Before we can determine how best to reform education, we must answer a crucial question: Why are young people not learning? Ultimately, teachers, parents, scholars, and lawmakers can answer this question only to a limited degree. They are not the ones rocketing through adolescence while reading Salinger and studying cellular mitosis.
Current students and recent graduates from junior high and high school understand best what obstacles they and their peers encounter. They are able to reflect on their experiences, identify what works and why, and pinpoint what can be improved. Students, for example, may be indifferent to using technology as a teaching tool, but may insist on the efficacy of smaller classes. Students could answer important questions-but no one is asking them.

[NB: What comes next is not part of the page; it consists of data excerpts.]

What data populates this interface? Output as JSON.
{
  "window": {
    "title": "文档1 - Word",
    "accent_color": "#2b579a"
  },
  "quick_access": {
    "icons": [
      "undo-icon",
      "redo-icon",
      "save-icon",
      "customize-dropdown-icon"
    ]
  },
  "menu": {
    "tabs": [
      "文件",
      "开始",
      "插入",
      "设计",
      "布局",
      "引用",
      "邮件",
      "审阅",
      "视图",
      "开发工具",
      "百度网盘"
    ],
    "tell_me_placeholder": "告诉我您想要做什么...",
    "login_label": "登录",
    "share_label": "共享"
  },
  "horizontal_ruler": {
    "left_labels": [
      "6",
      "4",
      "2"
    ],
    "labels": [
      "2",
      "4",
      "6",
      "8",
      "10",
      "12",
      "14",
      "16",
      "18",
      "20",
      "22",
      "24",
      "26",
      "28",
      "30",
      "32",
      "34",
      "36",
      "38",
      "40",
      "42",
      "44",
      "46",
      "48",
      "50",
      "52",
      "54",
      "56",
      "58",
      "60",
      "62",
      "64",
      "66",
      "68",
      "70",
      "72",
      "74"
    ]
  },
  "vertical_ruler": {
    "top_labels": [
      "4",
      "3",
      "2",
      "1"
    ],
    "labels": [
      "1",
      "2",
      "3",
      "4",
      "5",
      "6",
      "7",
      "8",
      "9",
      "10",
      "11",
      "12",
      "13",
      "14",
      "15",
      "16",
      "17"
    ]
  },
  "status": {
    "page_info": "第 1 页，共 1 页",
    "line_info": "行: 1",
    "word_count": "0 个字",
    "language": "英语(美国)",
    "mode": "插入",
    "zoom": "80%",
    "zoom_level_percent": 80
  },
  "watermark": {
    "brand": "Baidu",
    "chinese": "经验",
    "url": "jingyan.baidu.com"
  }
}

E.D. Hirsch contends that certain “nationalized, bureaucratic, nonmarket education systems” such as Japan’s develop higher-order skills not by directly teaching such skills but by paying close attention to the “sequence and coherence of content” (see “Not So Grand a Strategy,” Feature, Spring 2003). The policy implication, Hirsch writes, is that the United States needs a “coherent, specified grade-by-grade elementary curriculum,” not the “local control of curriculum and letting a hundred flowers bloom.”
Hirsch underestimates the deformities inherent in highly centralized education systems. Centrally planned systems do not encourage ideas from the grassroots, thereby ignoring the nature of knowledge and discovery. Market-like mechanisms, not central planners, are the best way to direct resources toward success and away from failure. They are the only way to nurture sustainable innovation-as opposed to K-12 education’s endless fads.
Correction: In the second paragraph of “Philosopher or King?” (Richard Kahlenberg, Feature, Summer 2003), the phrase “of all things” was inadvertently introduced.